Бред! Я, что, не могу сама открыть дверь и выйти?! Что, не я теперь решаю как мне поступить? Бред!
То, что должно было быть туалетом, выглядело, как пародия на трон. Три высоченных ступеньки, облицованные коричневым керамогранитом, вели к плоской фаянсовой лоханке неопределенного цвета со сливным отверстием. И, прямо как из иллюстрации про коммунальную квартиру – чугунный бачок на трубе упирался в потолок, с драной, много раз завязанной разными узлами, веревочкой для смыва.
В камере СИЗО (прим. СИЗО – следственный изолятор) я находилась одна. Очевидно, на тот момент женщин-преступниц был недобор, так что за все время пребывания там я лишь дважды, ненадолго имела опыт общения с сокамерницами. Сначала, на день, приводили цыганку-наркоманку, которая с трудом изъяснялась по-русски, все плакала и ныла что-то про оставленных ею детей. И на сутки мне «подарили» стукачку – «подсадную утку», о чем она сама моментально проболталась. Что по заданию следователя ей надо у меня выяснить – как все было на самом деле и тогда будет ей снисхождение. Барышня эта попалась на сбыте крупной партии амфитамина, взяли с поличным. Говорить особо с ней было не о чем, все ее интересы сводились к гастрономическим пристрастиям и сексуальным воспоминаниям.
Лежать было очень неудобно, сидеть тоже, ходить – слишком мало места. Свободного времени для осмысления ситуации оказалось предостаточно. Миллениум. 2000 год. Все мы, рожденные в СССР, хотя бы разок прикидывали – кому и сколько исполнится в этот переломный год. Мне исполнилось 30.

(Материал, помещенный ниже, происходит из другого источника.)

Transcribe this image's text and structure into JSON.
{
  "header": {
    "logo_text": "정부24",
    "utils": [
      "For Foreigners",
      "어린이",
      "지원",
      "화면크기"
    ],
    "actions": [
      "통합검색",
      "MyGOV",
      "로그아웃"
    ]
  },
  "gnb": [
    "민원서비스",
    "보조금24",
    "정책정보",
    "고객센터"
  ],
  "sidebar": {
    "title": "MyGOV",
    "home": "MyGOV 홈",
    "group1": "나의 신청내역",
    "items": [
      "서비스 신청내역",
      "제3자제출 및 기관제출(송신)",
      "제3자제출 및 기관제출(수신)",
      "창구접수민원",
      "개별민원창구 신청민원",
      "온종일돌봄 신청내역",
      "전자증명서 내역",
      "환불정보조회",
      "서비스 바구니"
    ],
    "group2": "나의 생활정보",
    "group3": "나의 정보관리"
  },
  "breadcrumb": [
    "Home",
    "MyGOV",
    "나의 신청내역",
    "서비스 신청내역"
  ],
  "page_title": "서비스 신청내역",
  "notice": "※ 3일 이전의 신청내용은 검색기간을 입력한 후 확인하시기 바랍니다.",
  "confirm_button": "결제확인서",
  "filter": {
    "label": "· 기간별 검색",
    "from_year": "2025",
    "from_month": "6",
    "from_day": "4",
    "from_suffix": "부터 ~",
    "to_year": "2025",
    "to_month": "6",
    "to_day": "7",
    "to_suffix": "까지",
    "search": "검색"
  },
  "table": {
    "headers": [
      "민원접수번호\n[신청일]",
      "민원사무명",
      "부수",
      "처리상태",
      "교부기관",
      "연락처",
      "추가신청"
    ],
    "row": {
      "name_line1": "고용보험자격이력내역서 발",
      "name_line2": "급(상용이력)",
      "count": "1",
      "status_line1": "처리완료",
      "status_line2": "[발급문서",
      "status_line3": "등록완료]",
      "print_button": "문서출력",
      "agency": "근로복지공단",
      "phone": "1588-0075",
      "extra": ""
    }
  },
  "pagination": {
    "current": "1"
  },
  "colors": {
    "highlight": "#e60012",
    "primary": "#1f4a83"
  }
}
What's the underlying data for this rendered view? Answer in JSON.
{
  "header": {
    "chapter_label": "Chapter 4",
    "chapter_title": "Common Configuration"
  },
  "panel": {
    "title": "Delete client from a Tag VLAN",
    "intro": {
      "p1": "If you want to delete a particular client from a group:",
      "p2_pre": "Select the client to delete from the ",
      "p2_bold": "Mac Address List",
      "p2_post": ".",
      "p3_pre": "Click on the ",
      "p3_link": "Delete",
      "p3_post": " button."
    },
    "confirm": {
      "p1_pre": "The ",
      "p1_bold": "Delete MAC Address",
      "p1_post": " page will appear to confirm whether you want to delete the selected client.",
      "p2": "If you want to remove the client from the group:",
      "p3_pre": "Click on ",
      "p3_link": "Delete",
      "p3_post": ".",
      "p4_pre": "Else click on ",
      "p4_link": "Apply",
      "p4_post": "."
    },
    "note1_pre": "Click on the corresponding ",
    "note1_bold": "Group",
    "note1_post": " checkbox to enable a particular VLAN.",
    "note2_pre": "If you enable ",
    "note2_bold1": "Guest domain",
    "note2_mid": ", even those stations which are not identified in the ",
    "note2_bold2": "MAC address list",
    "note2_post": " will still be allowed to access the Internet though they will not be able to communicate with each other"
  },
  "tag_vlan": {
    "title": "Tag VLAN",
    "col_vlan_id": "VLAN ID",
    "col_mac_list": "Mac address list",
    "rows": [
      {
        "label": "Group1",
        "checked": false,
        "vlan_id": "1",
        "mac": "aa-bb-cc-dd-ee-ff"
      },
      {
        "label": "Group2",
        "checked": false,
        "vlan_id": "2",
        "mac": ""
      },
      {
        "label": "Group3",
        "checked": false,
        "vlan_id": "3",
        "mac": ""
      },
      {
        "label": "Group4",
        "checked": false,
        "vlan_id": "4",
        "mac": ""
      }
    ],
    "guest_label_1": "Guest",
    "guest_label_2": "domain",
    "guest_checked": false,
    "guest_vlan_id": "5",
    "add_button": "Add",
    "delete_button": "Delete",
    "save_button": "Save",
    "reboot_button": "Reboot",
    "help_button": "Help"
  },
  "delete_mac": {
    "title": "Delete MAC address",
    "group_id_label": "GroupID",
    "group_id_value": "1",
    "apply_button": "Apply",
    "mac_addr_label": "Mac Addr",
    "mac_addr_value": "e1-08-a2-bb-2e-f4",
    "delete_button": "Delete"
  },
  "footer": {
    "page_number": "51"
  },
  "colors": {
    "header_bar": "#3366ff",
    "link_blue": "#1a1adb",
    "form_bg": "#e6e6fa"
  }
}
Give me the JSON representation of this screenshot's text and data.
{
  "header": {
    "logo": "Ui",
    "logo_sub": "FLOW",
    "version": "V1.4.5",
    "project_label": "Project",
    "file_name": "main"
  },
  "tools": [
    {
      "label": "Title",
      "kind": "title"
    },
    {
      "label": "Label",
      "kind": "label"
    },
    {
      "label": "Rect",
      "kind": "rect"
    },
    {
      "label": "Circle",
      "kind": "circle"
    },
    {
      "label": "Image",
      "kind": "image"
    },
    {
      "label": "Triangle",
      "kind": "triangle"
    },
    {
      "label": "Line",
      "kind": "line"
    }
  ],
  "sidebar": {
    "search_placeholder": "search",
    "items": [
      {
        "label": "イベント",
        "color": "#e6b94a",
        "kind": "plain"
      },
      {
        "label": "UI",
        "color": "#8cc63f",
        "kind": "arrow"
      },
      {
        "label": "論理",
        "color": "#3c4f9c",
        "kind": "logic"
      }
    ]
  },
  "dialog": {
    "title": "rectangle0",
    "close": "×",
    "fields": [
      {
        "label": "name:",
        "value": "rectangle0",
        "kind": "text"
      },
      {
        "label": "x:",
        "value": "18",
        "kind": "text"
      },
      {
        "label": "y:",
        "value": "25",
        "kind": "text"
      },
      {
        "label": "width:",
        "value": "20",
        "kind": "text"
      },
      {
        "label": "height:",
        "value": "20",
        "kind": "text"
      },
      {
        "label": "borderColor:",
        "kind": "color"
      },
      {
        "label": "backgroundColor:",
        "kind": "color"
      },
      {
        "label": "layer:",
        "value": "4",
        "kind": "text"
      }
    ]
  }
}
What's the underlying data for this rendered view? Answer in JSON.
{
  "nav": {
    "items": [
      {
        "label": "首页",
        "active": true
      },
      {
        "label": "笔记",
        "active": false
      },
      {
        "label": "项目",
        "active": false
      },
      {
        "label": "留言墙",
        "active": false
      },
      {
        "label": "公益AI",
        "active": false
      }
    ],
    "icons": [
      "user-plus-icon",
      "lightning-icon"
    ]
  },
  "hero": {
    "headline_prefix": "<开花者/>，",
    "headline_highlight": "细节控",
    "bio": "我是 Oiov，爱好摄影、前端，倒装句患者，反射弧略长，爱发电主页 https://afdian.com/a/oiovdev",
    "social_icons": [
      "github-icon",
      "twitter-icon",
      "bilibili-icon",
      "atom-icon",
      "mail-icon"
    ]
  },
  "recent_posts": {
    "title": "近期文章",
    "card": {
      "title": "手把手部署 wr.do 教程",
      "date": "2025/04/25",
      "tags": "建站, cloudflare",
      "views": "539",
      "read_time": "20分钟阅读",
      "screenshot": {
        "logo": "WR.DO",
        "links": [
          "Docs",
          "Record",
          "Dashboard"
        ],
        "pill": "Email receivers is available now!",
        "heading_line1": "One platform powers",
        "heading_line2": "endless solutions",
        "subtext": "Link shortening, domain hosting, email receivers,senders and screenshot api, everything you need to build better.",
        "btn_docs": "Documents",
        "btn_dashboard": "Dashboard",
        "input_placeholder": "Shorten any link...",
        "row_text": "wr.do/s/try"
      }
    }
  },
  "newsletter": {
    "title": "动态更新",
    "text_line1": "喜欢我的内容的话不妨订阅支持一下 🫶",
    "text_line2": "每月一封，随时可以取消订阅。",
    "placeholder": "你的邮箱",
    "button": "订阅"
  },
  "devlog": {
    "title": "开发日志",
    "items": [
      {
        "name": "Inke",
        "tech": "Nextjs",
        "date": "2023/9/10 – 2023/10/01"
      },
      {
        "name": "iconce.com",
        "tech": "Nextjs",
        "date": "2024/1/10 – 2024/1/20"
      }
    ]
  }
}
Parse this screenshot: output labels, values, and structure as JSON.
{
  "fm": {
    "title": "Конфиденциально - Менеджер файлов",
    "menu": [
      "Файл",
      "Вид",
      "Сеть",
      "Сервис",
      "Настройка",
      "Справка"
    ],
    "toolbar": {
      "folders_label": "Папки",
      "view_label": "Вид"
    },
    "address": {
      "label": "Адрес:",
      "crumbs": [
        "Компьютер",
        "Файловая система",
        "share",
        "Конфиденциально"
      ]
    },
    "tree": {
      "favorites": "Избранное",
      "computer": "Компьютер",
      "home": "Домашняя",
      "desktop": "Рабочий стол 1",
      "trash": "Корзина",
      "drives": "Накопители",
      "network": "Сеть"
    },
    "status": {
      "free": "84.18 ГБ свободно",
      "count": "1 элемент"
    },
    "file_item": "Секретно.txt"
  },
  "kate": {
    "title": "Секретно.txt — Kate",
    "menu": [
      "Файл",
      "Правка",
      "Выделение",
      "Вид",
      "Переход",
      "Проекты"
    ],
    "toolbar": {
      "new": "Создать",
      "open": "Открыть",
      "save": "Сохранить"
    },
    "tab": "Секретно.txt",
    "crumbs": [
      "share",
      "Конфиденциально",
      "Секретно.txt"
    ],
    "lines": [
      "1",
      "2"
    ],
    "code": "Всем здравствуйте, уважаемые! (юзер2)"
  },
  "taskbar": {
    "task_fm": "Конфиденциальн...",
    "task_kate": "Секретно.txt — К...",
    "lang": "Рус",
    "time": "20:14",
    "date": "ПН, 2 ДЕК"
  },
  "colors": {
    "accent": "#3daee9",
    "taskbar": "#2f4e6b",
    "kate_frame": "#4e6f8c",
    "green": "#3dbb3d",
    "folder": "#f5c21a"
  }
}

За плечами – бурная молодость, учеба в университете, скоропалительное замужество, рождение дочки и большое количество авантюрных дел, связанных с моим бизнесом. По большому счету это, конечно, был не бизнес. Вместе с распавшейся и разворошенной страной мое поколение, чьи юные годы выпали на «лихие 90-е», мы выживали и пытались зарабатывать на всем, до чего могли додуматься. Запах свободы предпринимательства был острее любых энергетиков и безграничные возможности стимулировали лучше, чем укол адреналина. Правила игры были весьма жесткие, а их несоблюдение граничило со смертным приговором.
Пестрый калейдоскоп событий был столь насыщенным, что за все эти годы я в отпуске была лишь дважды, да и то лучше бы не уезжала. Потом так долго приходилось «разгребать» проблемы, образовавшиеся за время моего отсутствия, что просто жуть.
И вот – вынужденная пауза. Перспектива – до пятнадцати лет лишения свободы. Полное отсутствие информации, связи с внешним миром. Нет постоянных телефонных звонков, нет встреч, переговоров. Нет никого.
Я оказалась в совершенно чуждом для себя мире. Сойти с ума? Хорошо, что еще не надевают наручники, выводя на прогулку в тюремный дворик. Прогулка – один раз в день, где-то на 20—30 минут тупого хождения по кривому квадрату, обнесенного высоким забором с крученой колючей проволокой по верху, со стоящим возле будки охранником с автоматом и откровенно скучающей сонной овчаркой. Видно только небо. И мысль: «А если я сделаю вид, что сбегаю, он реально будет в меня стрелять?»
Поскольку мое заключение выпало на долгие майские праздники, то ни следователь, ни адвокат не собирались утруждать себя лишними телодвижениями. Меня никто не беспокоил.
И вот, немного оклемавшись от пережитого, осмысливая степень подлости «друзей», из-за которых я очутилась в таком чудном месте в статусе «подозреваемого без предъявления обвинения», я решила. Решила, что, что надо разрешить себе жить. Жить по-настоящему. Хватит этой опасной, бесконечной «гонки с препятствиями». Хватит «разборок» и рисков, хождению «по лезвию». Жить надо сейчас, а не когда-нибудь потом. «Потома» может и не быть.
Тридцатилетний рубеж. Дочка выросла без меня. Спасибо уже покойной ныне бабушке, всю жизнь проработавшей воспитателем в детском саду, которая взяла на себя все хлопоты и заботы о правнучке, пока я была занята зарабатыванием денег. Всех не заработаешь, пора «завязывать».
Пытаясь хоть минимально удобно улечься (спасибо, хоть не забрали кожаный плащ!), я мысленно молилась: «Боженька, если этот кошмар закончится, я обещаю кардинально поменять свою жизнь!».
Прошло десять суток моего ареста. Следователь снизошел своим вниманием и меня вызвали. Отводя взор, стараясь не показывать своего недовольства, он объявил, что в связи с отсутствием прямых доказательств моей вины, вынужден отпустить меня под подписку о невыезде.